Mağma tabakası (toprak, dağlar, kıtalar) karışır, altta bulunan basınç ve ısıdan erimiş haldeki ve binlerce derece sıcaklıktaki sıvılaşmış maden tabakası yeryüzüne çıkar, (yer ağırlıklarını çıkarır – Uhricetil ardu eskaleha) Dağlar yerinden sürülür (süyyiretil cibal) Denizler coşar ve kaynar (succiretil bihar).
Öyle büyük bir toz ve buhar tabakası tüm atmosfere karışır ki; Güneş ve yıldızlar uzun süre görünmez olur, yer yüzeyi yer altındaki karanlık gibi karanlık olur. (Küvviretil şems) buradaki küvviret, Sarmalanmak yani İngilizce’de de benzer kelime olan Covered gibidir.
Burada sarmalanan, yeryüzü atmosferinin, uzun süre, gök yüzü görünmeyecek şekilde gaz ve toz tabakası ile tamamen sarılması, koyu ve çok kalın bir duman tabakası haline gelmesidir. Yani Güneş ve yıldızların ışığı tamamen görünmez olur.

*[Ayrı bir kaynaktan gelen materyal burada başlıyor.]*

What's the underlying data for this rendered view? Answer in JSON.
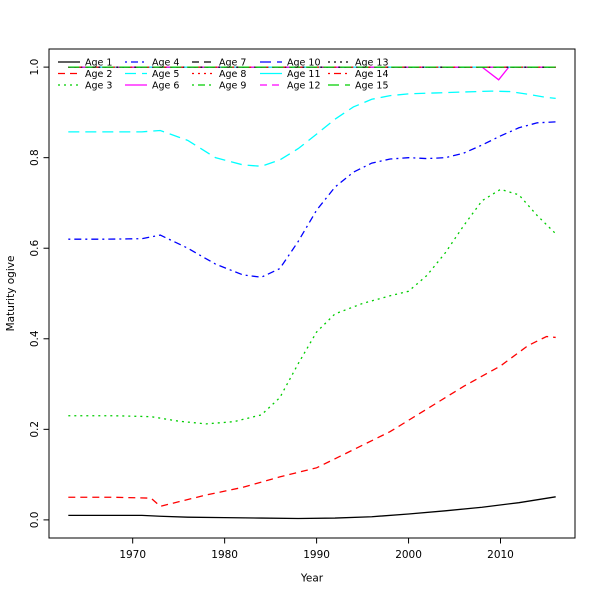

Evet, İnsanlar Kalkış Saatine inanmıyor, bunun uzak bir ihtimal olduğunu düşünüp yakınlığı kaybediyorlar. Çünkü; İnsanlar Ahireti olan, Tasarımcı ve özellikle Bilinçli bir tek Yaratıcıya yeterince inanmıyor.

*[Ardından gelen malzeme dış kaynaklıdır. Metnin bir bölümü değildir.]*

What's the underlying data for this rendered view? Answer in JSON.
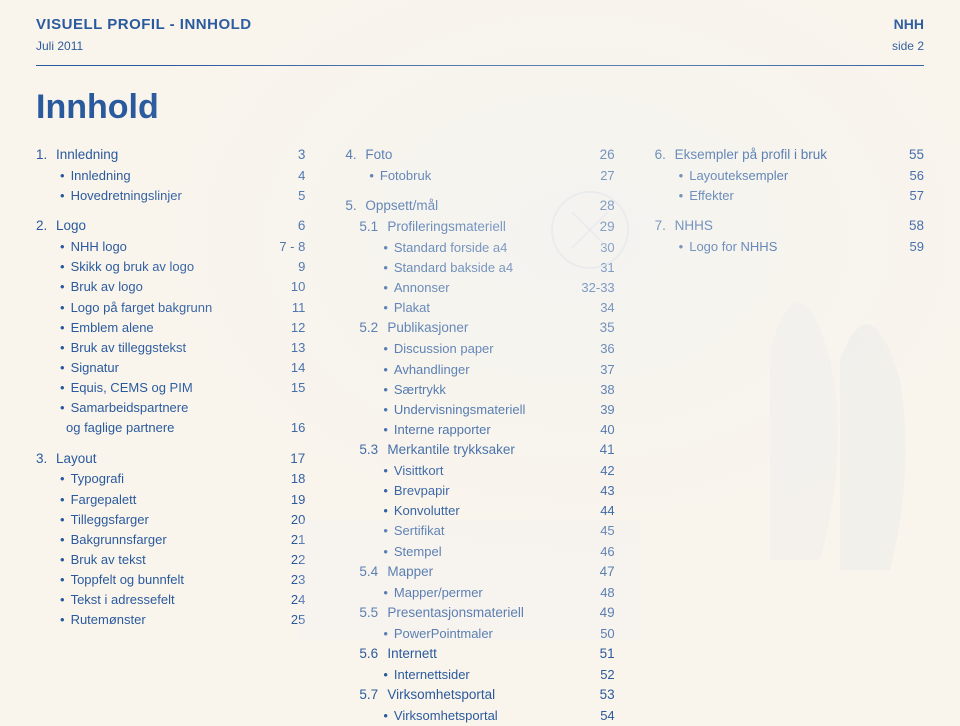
{
  "header": {
    "title": "VISUELL PROFIL  -  INNHOLD",
    "org": "NHH",
    "date": "Juli 2011",
    "page": "side  2"
  },
  "page_title": "Innhold",
  "columns": [
    [
      {
        "type": "section",
        "num": "1.",
        "label": "Innledning",
        "pg": "3"
      },
      {
        "type": "item",
        "label": "Innledning",
        "pg": "4"
      },
      {
        "type": "item",
        "label": "Hovedretningslinjer",
        "pg": "5"
      },
      {
        "type": "spacer"
      },
      {
        "type": "section",
        "num": "2.",
        "label": "Logo",
        "pg": "6"
      },
      {
        "type": "item",
        "label": "NHH logo",
        "pg": "7 - 8"
      },
      {
        "type": "item",
        "label": "Skikk og bruk av logo",
        "pg": "9"
      },
      {
        "type": "item",
        "label": "Bruk av logo",
        "pg": "10"
      },
      {
        "type": "item",
        "label": "Logo på farget bakgrunn",
        "pg": "11"
      },
      {
        "type": "item",
        "label": "Emblem alene",
        "pg": "12"
      },
      {
        "type": "item",
        "label": "Bruk av tilleggstekst",
        "pg": "13"
      },
      {
        "type": "item",
        "label": "Signatur",
        "pg": "14"
      },
      {
        "type": "item",
        "label": "Equis, CEMS og PIM",
        "pg": "15"
      },
      {
        "type": "item",
        "label": "Samarbeidspartnere",
        "pg": ""
      },
      {
        "type": "item-noblt",
        "label": "og faglige partnere",
        "pg": "16"
      },
      {
        "type": "spacer"
      },
      {
        "type": "section",
        "num": "3.",
        "label": "Layout",
        "pg": "17"
      },
      {
        "type": "item",
        "label": "Typografi",
        "pg": "18"
      },
      {
        "type": "item",
        "label": "Fargepalett",
        "pg": "19"
      },
      {
        "type": "item",
        "label": "Tilleggsfarger",
        "pg": "20"
      },
      {
        "type": "item",
        "label": "Bakgrunnsfarger",
        "pg": "21"
      },
      {
        "type": "item",
        "label": "Bruk av tekst",
        "pg": "22"
      },
      {
        "type": "item",
        "label": "Toppfelt og bunnfelt",
        "pg": "23"
      },
      {
        "type": "item",
        "label": "Tekst i adressefelt",
        "pg": "24"
      },
      {
        "type": "item",
        "label": "Rutemønster",
        "pg": "25"
      }
    ],
    [
      {
        "type": "section",
        "num": "4.",
        "label": "Foto",
        "pg": "26"
      },
      {
        "type": "item",
        "label": "Fotobruk",
        "pg": "27"
      },
      {
        "type": "spacer"
      },
      {
        "type": "section",
        "num": "5.",
        "label": "Oppsett/mål",
        "pg": "28"
      },
      {
        "type": "sub",
        "num": "5.1",
        "label": "Profileringsmateriell",
        "pg": "29"
      },
      {
        "type": "item",
        "sub": true,
        "label": "Standard forside a4",
        "pg": "30"
      },
      {
        "type": "item",
        "sub": true,
        "label": "Standard bakside a4",
        "pg": "31"
      },
      {
        "type": "item",
        "sub": true,
        "label": "Annonser",
        "pg": "32-33"
      },
      {
        "type": "item",
        "sub": true,
        "label": "Plakat",
        "pg": "34"
      },
      {
        "type": "sub",
        "num": "5.2",
        "label": "Publikasjoner",
        "pg": "35"
      },
      {
        "type": "item",
        "sub": true,
        "label": "Discussion paper",
        "pg": "36"
      },
      {
        "type": "item",
        "sub": true,
        "label": "Avhandlinger",
        "pg": "37"
      },
      {
        "type": "item",
        "sub": true,
        "label": "Særtrykk",
        "pg": "38"
      },
      {
        "type": "item",
        "sub": true,
        "label": "Undervisningsmateriell",
        "pg": "39"
      },
      {
        "type": "item",
        "sub": true,
        "label": "Interne rapporter",
        "pg": "40"
      },
      {
        "type": "sub",
        "num": "5.3",
        "label": "Merkantile trykksaker",
        "pg": "41"
      },
      {
        "type": "item",
        "sub": true,
        "label": "Visittkort",
        "pg": "42"
      },
      {
        "type": "item",
        "sub": true,
        "label": "Brevpapir",
        "pg": "43"
      },
      {
        "type": "item",
        "sub": true,
        "label": "Konvolutter",
        "pg": "44"
      },
      {
        "type": "item",
        "sub": true,
        "label": "Sertifikat",
        "pg": "45"
      },
      {
        "type": "item",
        "sub": true,
        "label": "Stempel",
        "pg": "46"
      },
      {
        "type": "sub",
        "num": "5.4",
        "label": "Mapper",
        "pg": "47"
      },
      {
        "type": "item",
        "sub": true,
        "label": "Mapper/permer",
        "pg": "48"
      },
      {
        "type": "sub",
        "num": "5.5",
        "label": "Presentasjonsmateriell",
        "pg": "49"
      },
      {
        "type": "item",
        "sub": true,
        "label": "PowerPointmaler",
        "pg": "50"
      },
      {
        "type": "sub",
        "num": "5.6",
        "label": "Internett",
        "pg": "51"
      },
      {
        "type": "item",
        "sub": true,
        "label": "Internettsider",
        "pg": "52"
      },
      {
        "type": "sub",
        "num": "5.7",
        "label": "Virksomhetsportal",
        "pg": "53"
      },
      {
        "type": "item",
        "sub": true,
        "label": "Virksomhetsportal",
        "pg": "54"
      }
    ],
    [
      {
        "type": "section",
        "num": "6.",
        "label": "Eksempler på profil i bruk",
        "pg": "55"
      },
      {
        "type": "item",
        "label": "Layouteksempler",
        "pg": "56"
      },
      {
        "type": "item",
        "label": "Effekter",
        "pg": "57"
      },
      {
        "type": "spacer"
      },
      {
        "type": "section",
        "num": "7.",
        "label": "NHHS",
        "pg": "58"
      },
      {
        "type": "item",
        "label": "Logo for NHHS",
        "pg": "59"
      }
    ]
  ],
  "colors": {
    "bg": "#faf5ec",
    "ink": "#2a5a9e",
    "overlay": "#e8ebee"
  }
}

Yaratılışı çeşitli bilinçsiz kavramlara bağlıyorlar. Halbuki bunlar yaratılışta kullanılan melekelerdir. Yaratmak için gerekli kabiliyetleri YOK. İnsanlar, O’ndan başka yaratıcı OLMADIĞINI görmüyorlar. Ondan başka yaratıcı YOK.
Bunu anlamak için Dikkât edin; Allah’tan başka, Yaratılışı izah için onun makamına konulan tüm kavramların tek tek veya tümünün birlikte “kendilerine ait yaratma kabiliyetleri OLMADIĞINI” görün. Bunların yaratılışta Yaratan Rahman tarafından KULLanılan melekeler olduğunu görün.
Bunların 1. Bilgisi  2. Tekniği 3. Hesap-denge ve 4.Tasarım-üretim (İnşa) kabiliyeti YOK.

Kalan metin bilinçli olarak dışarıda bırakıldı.